Cette crise a laissé des marques profondes, elle a fait des morts, creusé les inégalités, sacrifié des étudiants, des professionnels et des malades, elle a parfois laissé un arrière-goût amer à tous ceux qui, applaudis tous les soirs au printemps 2020, se sont ensuite retrouvés rejetés dans l’anonymat et des conditions de travail plus difficiles qu’avant.
Il y a aussi un rapport aux vaccins affecté très fortement, une défiance plus forte dans les autorités".
Q. Pourquoi défendez-vous, à l'unisson d'associations et d'acteurs sanitaires, un devoir de mémoire pour la pandémie?
R. "Pour transmettre aux générations futures mais aussi tirer des enseignements pour se préparer aux crises à venir, pas seulement sanitaires. Les mémoires de la pandémie seront plurielles, mais l'important est d'imaginer collectivement des rituels de passage.

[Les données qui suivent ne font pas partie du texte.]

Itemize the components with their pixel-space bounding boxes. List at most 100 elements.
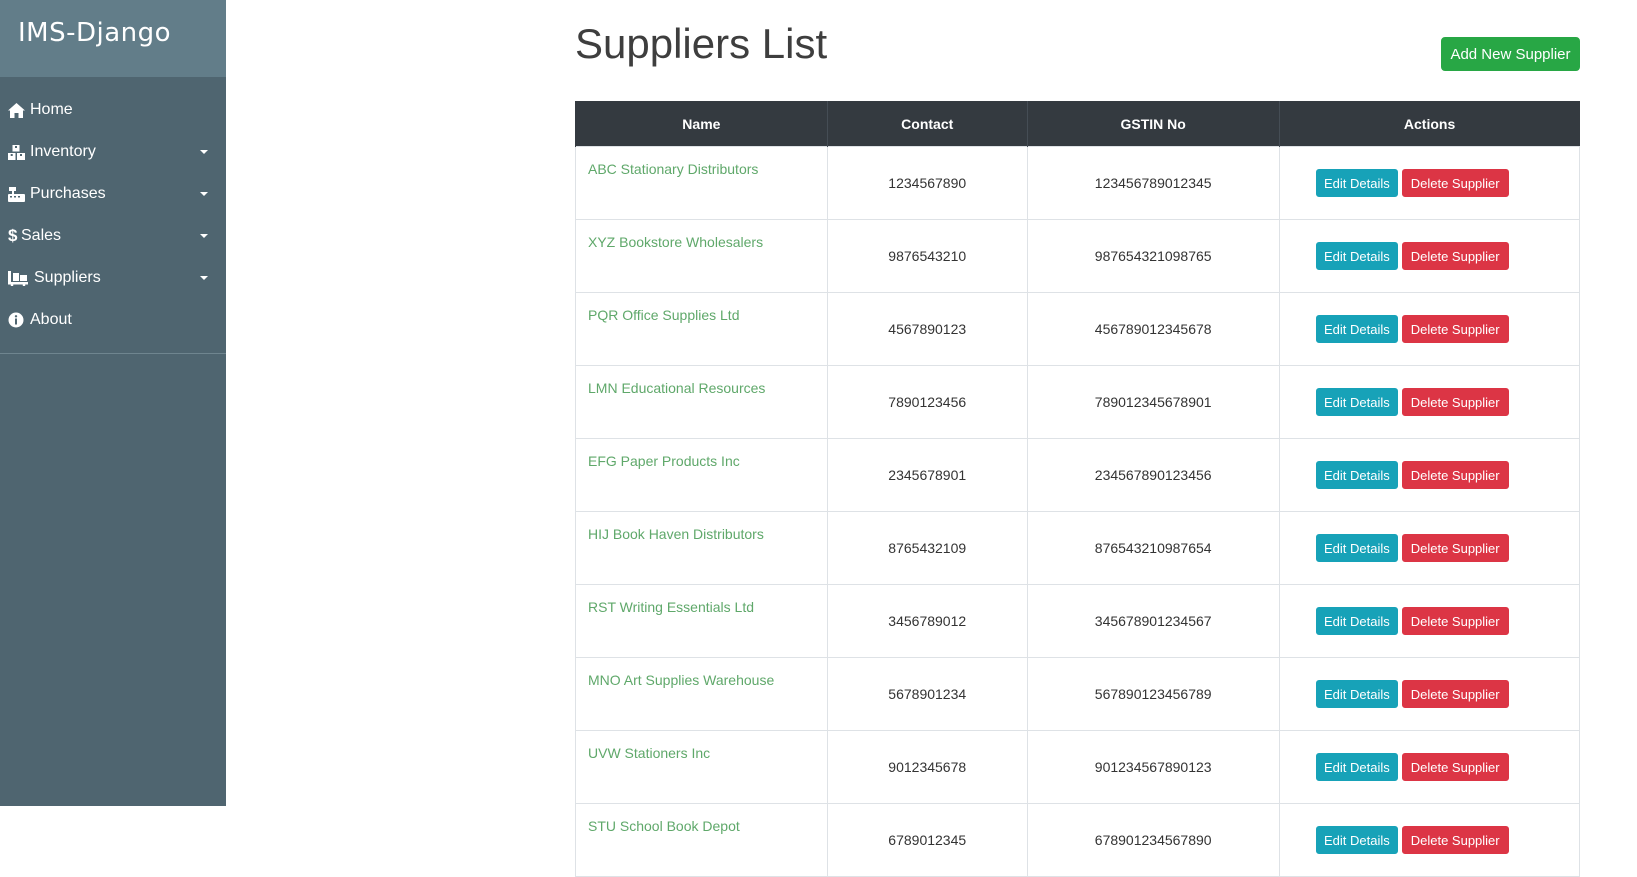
supplier-name-cell: RST Writing Essentials Ltd xyxy=(575,584,828,658)
sidebar-item-suppliers[interactable]: Suppliers xyxy=(0,257,226,299)
chevron-down-icon xyxy=(200,234,208,238)
table-row: UVW Stationers Inc 9012345678 901234567890… xyxy=(575,730,1581,804)
supplier-contact-cell: 1234567890 xyxy=(826,146,1028,220)
row-actions: Edit Details Delete Supplier xyxy=(1315,315,1509,343)
edit-details-button[interactable]: Edit Details xyxy=(1315,753,1398,781)
edit-details-button[interactable]: Edit Details xyxy=(1315,680,1398,708)
supplier-actions-cell: Edit Details Delete Supplier xyxy=(1278,292,1581,366)
supplier-actions-cell: Edit Details Delete Supplier xyxy=(1278,146,1581,220)
brand-title[interactable]: IMS-Django xyxy=(18,18,171,48)
supplier-gstin-cell: 876543210987654 xyxy=(1026,511,1280,585)
supplier-name-link[interactable]: PQR Office Supplies Ltd xyxy=(588,307,739,323)
supplier-name-cell: HIJ Book Haven Distributors xyxy=(575,511,828,585)
sidebar-item-sales[interactable]: $ Sales xyxy=(0,215,226,257)
supplier-name-cell: STU School Book Depot xyxy=(575,803,828,877)
table-row: ABC Stationary Distributors 1234567890 123… xyxy=(575,146,1581,220)
delete-supplier-button[interactable]: Delete Supplier xyxy=(1401,388,1509,416)
edit-details-button[interactable]: Edit Details xyxy=(1315,388,1398,416)
delete-supplier-button[interactable]: Delete Supplier xyxy=(1401,534,1509,562)
supplier-contact-cell: 6789012345 xyxy=(826,803,1028,877)
sidebar-item-label: Inventory xyxy=(30,143,96,160)
sidebar-nav: Home Inventory Purchases $ Sales Supplie xyxy=(0,77,226,354)
supplier-actions-cell: Edit Details Delete Supplier xyxy=(1278,438,1581,512)
supplier-name-link[interactable]: RST Writing Essentials Ltd xyxy=(588,599,754,615)
delete-supplier-button[interactable]: Delete Supplier xyxy=(1401,169,1509,197)
supplier-actions-cell: Edit Details Delete Supplier xyxy=(1278,365,1581,439)
sidebar-item-inventory[interactable]: Inventory xyxy=(0,131,226,173)
suppliers-table: Name Contact GSTIN No Actions ABC Statio… xyxy=(575,101,1581,877)
boxes-icon xyxy=(8,144,28,160)
table-row: EFG Paper Products Inc 2345678901 23456789… xyxy=(575,438,1581,512)
delete-supplier-button[interactable]: Delete Supplier xyxy=(1401,607,1509,635)
row-actions: Edit Details Delete Supplier xyxy=(1315,607,1509,635)
edit-details-button[interactable]: Edit Details xyxy=(1315,826,1398,854)
column-header-name: Name xyxy=(575,101,828,147)
edit-details-button[interactable]: Edit Details xyxy=(1315,607,1398,635)
row-actions: Edit Details Delete Supplier xyxy=(1315,680,1509,708)
delete-supplier-button[interactable]: Delete Supplier xyxy=(1401,826,1509,854)
supplier-gstin-cell: 567890123456789 xyxy=(1026,657,1280,731)
supplier-actions-cell: Edit Details Delete Supplier xyxy=(1278,584,1581,658)
supplier-gstin-cell: 789012345678901 xyxy=(1026,365,1280,439)
sidebar-item-purchases[interactable]: Purchases xyxy=(0,173,226,215)
edit-details-button[interactable]: Edit Details xyxy=(1315,461,1398,489)
supplier-gstin-cell: 234567890123456 xyxy=(1026,438,1280,512)
edit-details-button[interactable]: Edit Details xyxy=(1315,315,1398,343)
supplier-name-cell: PQR Office Supplies Ltd xyxy=(575,292,828,366)
home-icon xyxy=(8,102,28,118)
row-actions: Edit Details Delete Supplier xyxy=(1315,388,1509,416)
table-body: ABC Stationary Distributors 1234567890 123… xyxy=(575,146,1581,877)
brand-header: IMS-Django xyxy=(0,0,226,77)
supplier-actions-cell: Edit Details Delete Supplier xyxy=(1278,219,1581,293)
table-row: PQR Office Supplies Ltd 4567890123 4567890… xyxy=(575,292,1581,366)
supplier-name-link[interactable]: EFG Paper Products Inc xyxy=(588,453,740,469)
cash-register-icon xyxy=(8,186,28,202)
supplier-contact-cell: 2345678901 xyxy=(826,438,1028,512)
table-row: XYZ Bookstore Wholesalers 9876543210 98765… xyxy=(575,219,1581,293)
edit-details-button[interactable]: Edit Details xyxy=(1315,534,1398,562)
supplier-name-link[interactable]: ABC Stationary Distributors xyxy=(588,161,758,177)
row-actions: Edit Details Delete Supplier xyxy=(1315,242,1509,270)
sidebar-item-about[interactable]: About xyxy=(0,299,226,341)
supplier-name-link[interactable]: LMN Educational Resources xyxy=(588,380,765,396)
supplier-actions-cell: Edit Details Delete Supplier xyxy=(1278,803,1581,877)
supplier-actions-cell: Edit Details Delete Supplier xyxy=(1278,657,1581,731)
supplier-name-link[interactable]: HIJ Book Haven Distributors xyxy=(588,526,764,542)
supplier-contact-cell: 3456789012 xyxy=(826,584,1028,658)
delete-supplier-button[interactable]: Delete Supplier xyxy=(1401,680,1509,708)
chevron-down-icon xyxy=(200,150,208,154)
add-new-supplier-button[interactable]: Add New Supplier xyxy=(1441,37,1580,71)
edit-details-button[interactable]: Edit Details xyxy=(1315,242,1398,270)
supplier-name-cell: LMN Educational Resources xyxy=(575,365,828,439)
delete-supplier-button[interactable]: Delete Supplier xyxy=(1401,461,1509,489)
supplier-name-link[interactable]: UVW Stationers Inc xyxy=(588,745,710,761)
delete-supplier-button[interactable]: Delete Supplier xyxy=(1401,315,1509,343)
row-actions: Edit Details Delete Supplier xyxy=(1315,826,1509,854)
page-title: Suppliers List xyxy=(575,20,828,67)
table-row: STU School Book Depot 6789012345 678901234… xyxy=(575,803,1581,877)
supplier-gstin-cell: 987654321098765 xyxy=(1026,219,1280,293)
chevron-down-icon xyxy=(200,276,208,280)
supplier-name-link[interactable]: MNO Art Supplies Warehouse xyxy=(588,672,774,688)
column-header-gstin: GSTIN No xyxy=(1026,101,1280,147)
supplier-gstin-cell: 345678901234567 xyxy=(1026,584,1280,658)
supplier-name-link[interactable]: STU School Book Depot xyxy=(588,818,740,834)
edit-details-button[interactable]: Edit Details xyxy=(1315,169,1398,197)
supplier-actions-cell: Edit Details Delete Supplier xyxy=(1278,730,1581,804)
table-row: RST Writing Essentials Ltd 3456789012 3456… xyxy=(575,584,1581,658)
supplier-name-link[interactable]: XYZ Bookstore Wholesalers xyxy=(588,234,763,250)
sidebar-item-home[interactable]: Home xyxy=(0,89,226,131)
table-row: MNO Art Supplies Warehouse 5678901234 5678… xyxy=(575,657,1581,731)
chevron-down-icon xyxy=(200,192,208,196)
delete-supplier-button[interactable]: Delete Supplier xyxy=(1401,242,1509,270)
column-header-actions: Actions xyxy=(1278,101,1580,147)
table-row: HIJ Book Haven Distributors 8765432109 876… xyxy=(575,511,1581,585)
delete-supplier-button[interactable]: Delete Supplier xyxy=(1401,753,1509,781)
supplier-actions-cell: Edit Details Delete Supplier xyxy=(1278,511,1581,585)
sidebar: IMS-Django Home Inventory Purchases $ Sa… xyxy=(0,0,226,806)
sidebar-item-label: Suppliers xyxy=(34,269,101,286)
supplier-contact-cell: 9012345678 xyxy=(826,730,1028,804)
supplier-name-cell: ABC Stationary Distributors xyxy=(575,146,828,220)
sidebar-item-label: Purchases xyxy=(30,185,106,202)
sidebar-item-label: Home xyxy=(30,101,73,118)
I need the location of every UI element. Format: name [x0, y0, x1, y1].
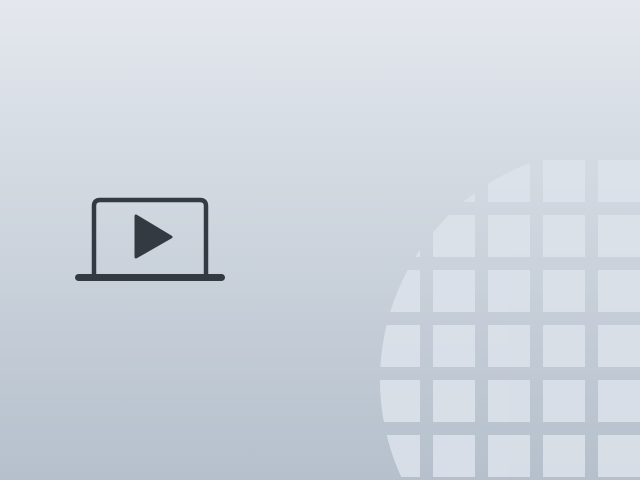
laptop-video-play-icon — [75, 197, 225, 281]
play-icon — [134, 214, 173, 259]
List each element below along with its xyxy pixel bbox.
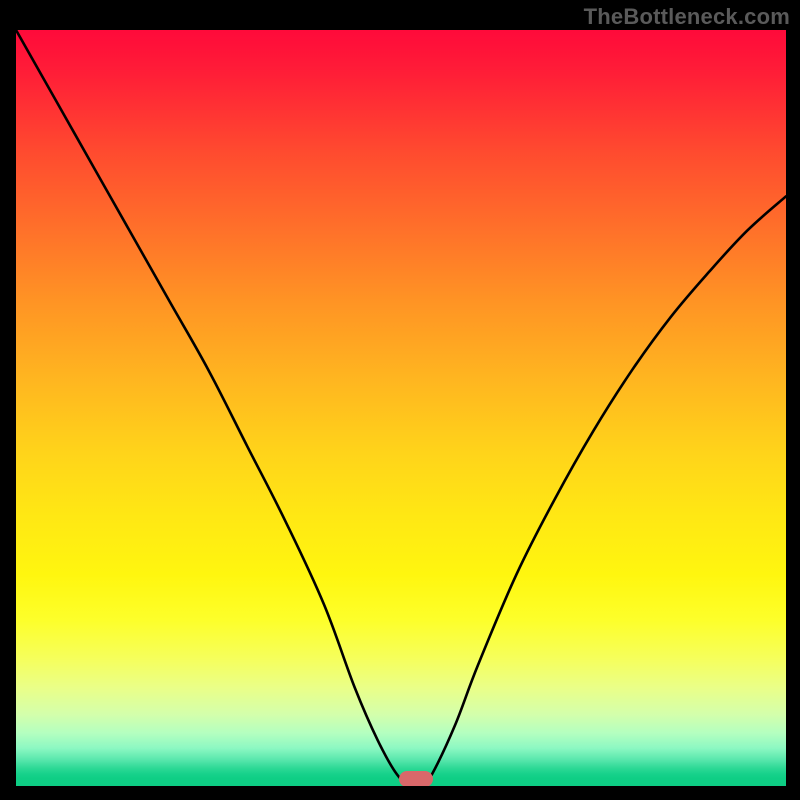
watermark-text: TheBottleneck.com: [584, 4, 790, 30]
optimum-marker: [399, 771, 433, 786]
bottleneck-curve: [16, 30, 786, 783]
plot-area: [16, 30, 786, 786]
stage: TheBottleneck.com: [0, 0, 800, 800]
curve-svg: [16, 30, 786, 786]
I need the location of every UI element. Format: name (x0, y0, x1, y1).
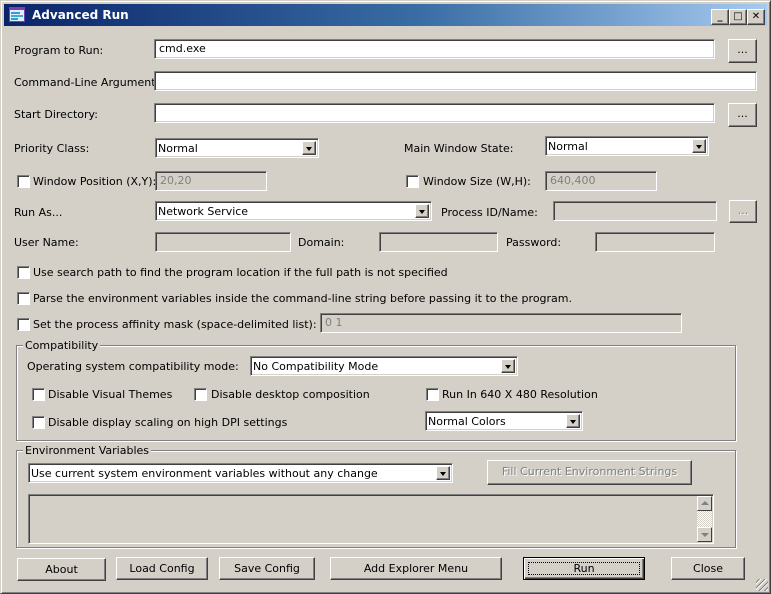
run-640x480-checkbox[interactable] (426, 388, 439, 401)
colors-dropdown[interactable]: Normal Colors (425, 411, 583, 431)
chevron-down-icon[interactable] (692, 139, 706, 153)
program-label: Program to Run: (14, 44, 104, 57)
disable-dpi-scaling-label: Disable display scaling on high DPI sett… (48, 416, 288, 429)
run-as-label: Run As... (14, 206, 63, 219)
close-icon: ✕ (751, 11, 761, 22)
arguments-label: Command-Line Arguments: (14, 76, 165, 89)
run-as-dropdown[interactable]: Network Service (155, 201, 432, 221)
window-title: Advanced Run (32, 8, 129, 22)
disable-visual-themes-checkbox[interactable] (32, 388, 45, 401)
save-config-button[interactable]: Save Config (219, 557, 315, 580)
arguments-input[interactable] (154, 71, 757, 91)
password-label: Password: (506, 236, 562, 249)
user-name-input[interactable] (155, 232, 291, 252)
maximize-button[interactable]: □ (729, 9, 747, 25)
load-config-button[interactable]: Load Config (116, 557, 208, 580)
window-size-label: Window Size (W,H): (423, 175, 531, 188)
disable-dpi-scaling-checkbox[interactable] (32, 416, 45, 429)
affinity-checkbox[interactable] (17, 318, 30, 331)
domain-label: Domain: (298, 236, 345, 249)
main-window-state-dropdown[interactable]: Normal (545, 136, 709, 156)
start-dir-label: Start Directory: (14, 108, 98, 121)
environment-strings-textarea[interactable] (28, 494, 714, 544)
main-window-state-label: Main Window State: (404, 142, 514, 155)
search-path-checkbox[interactable] (17, 266, 30, 279)
window-size-checkbox[interactable] (406, 175, 419, 188)
window-position-label: Window Position (X,Y): (33, 175, 157, 188)
search-path-label: Use search path to find the program loca… (33, 266, 448, 279)
os-mode-dropdown[interactable]: No Compatibility Mode (250, 356, 518, 376)
chevron-down-icon[interactable] (302, 141, 316, 155)
run-640x480-label: Run In 640 X 480 Resolution (442, 388, 598, 401)
close-window-button[interactable]: ✕ (747, 9, 765, 25)
window-position-checkbox[interactable] (17, 175, 30, 188)
about-button[interactable]: About (17, 558, 106, 581)
disable-desktop-composition-checkbox[interactable] (194, 388, 207, 401)
main-window-state-value: Normal (548, 140, 588, 153)
minimize-button[interactable]: _ (711, 9, 729, 25)
resize-grip-icon[interactable] (756, 579, 768, 591)
priority-dropdown[interactable]: Normal (155, 138, 319, 158)
run-button[interactable]: Run (523, 557, 645, 580)
minimize-icon: _ (717, 11, 723, 22)
scroll-up-arrow-icon[interactable] (697, 496, 712, 511)
window-position-input[interactable]: 20,20 (155, 171, 267, 191)
os-mode-value: No Compatibility Mode (253, 360, 379, 373)
maximize-icon: □ (733, 11, 743, 22)
chevron-down-icon[interactable] (501, 359, 515, 373)
start-dir-input[interactable] (154, 103, 715, 123)
process-browse-button[interactable]: ... (729, 200, 757, 223)
domain-input[interactable] (379, 232, 498, 252)
close-button[interactable]: Close (671, 557, 745, 580)
disable-visual-themes-label: Disable Visual Themes (48, 388, 173, 401)
chevron-down-icon[interactable] (415, 204, 429, 218)
chevron-down-icon[interactable] (566, 414, 580, 428)
affinity-label: Set the process affinity mask (space-del… (33, 318, 317, 331)
parse-env-label: Parse the environment variables inside t… (33, 292, 572, 305)
title-bar[interactable]: Advanced Run _ □ ✕ (4, 4, 767, 26)
parse-env-checkbox[interactable] (17, 292, 30, 305)
priority-value: Normal (158, 142, 198, 155)
colors-value: Normal Colors (428, 415, 506, 428)
app-icon (9, 7, 25, 22)
os-mode-label: Operating system compatibility mode: (27, 360, 239, 373)
program-input[interactable]: cmd.exe (154, 39, 715, 59)
user-name-label: User Name: (14, 236, 79, 249)
scroll-down-arrow-icon[interactable] (697, 527, 712, 542)
chevron-down-icon[interactable] (436, 466, 450, 480)
fill-environment-button[interactable]: Fill Current Environment Strings (487, 460, 692, 485)
environment-mode-dropdown[interactable]: Use current system environment variables… (28, 463, 453, 483)
disable-desktop-composition-label: Disable desktop composition (211, 388, 370, 401)
window-size-input[interactable]: 640,400 (545, 171, 657, 191)
affinity-input[interactable]: 0 1 (320, 313, 682, 333)
process-input[interactable] (553, 201, 717, 221)
compatibility-title: Compatibility (23, 339, 101, 352)
environment-title: Environment Variables (23, 444, 152, 457)
run-as-value: Network Service (158, 205, 249, 218)
password-input[interactable] (595, 232, 715, 252)
program-browse-button[interactable]: ... (728, 39, 757, 63)
focus-rectangle (528, 562, 640, 575)
start-dir-browse-button[interactable]: ... (728, 103, 757, 127)
process-label: Process ID/Name: (441, 206, 538, 219)
scrollbar-track[interactable] (697, 511, 712, 527)
priority-label: Priority Class: (14, 142, 90, 155)
advanced-run-window: Advanced Run _ □ ✕ Program to Run: cmd.e… (0, 0, 771, 594)
add-explorer-menu-button[interactable]: Add Explorer Menu (330, 557, 502, 580)
environment-mode-value: Use current system environment variables… (31, 467, 378, 480)
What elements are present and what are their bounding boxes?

Depuis plusieurs années, des mairies ont organisé des hommages, tous les 17 mars. Pourquoi n'y a-t-il pas, du côté de l’État, de volonté d'une journée d'hommage inscrite au calendrier national, possiblement le 17 mars? Certains demandent des hommages aux victimes du Covid, d'autres aux endeuillés, d'autres encore aux soignants, ma proposition est d'un hommage à la société française tout entière. Ce serait une forme de contre-don du gouvernement, d'autant plus important qu'on parle beaucoup de défiance envers l’État et envers la science mais aussi de se préparer à d'autres crises majeures.
Plusieurs propositions de loi ont été déposées depuis 2021, sans succès, pour créer une journée d’hommage national inscrite au calendrier national. Une nouvelle, portée par un groupe transpartisan de députés et à laquelle j’ai contribué, vient d’être déposée le 11 mars pour relancer ce débat à l'Assemblée nationale.
Certaines mairies ont aussi créé des monuments en mémoire du Covid, mais il n'y a pas de lieu national. Comme il ne s’agit pas de tout attendre de l’État, je crée un lieu de mémoire de la pandémie: il ouvrira en septembre rue de l’École de médecine, au sein de l'université Paris-Cité, et sera un espace dédié avec des expositions permanentes et temporaires, des conférences et des événements".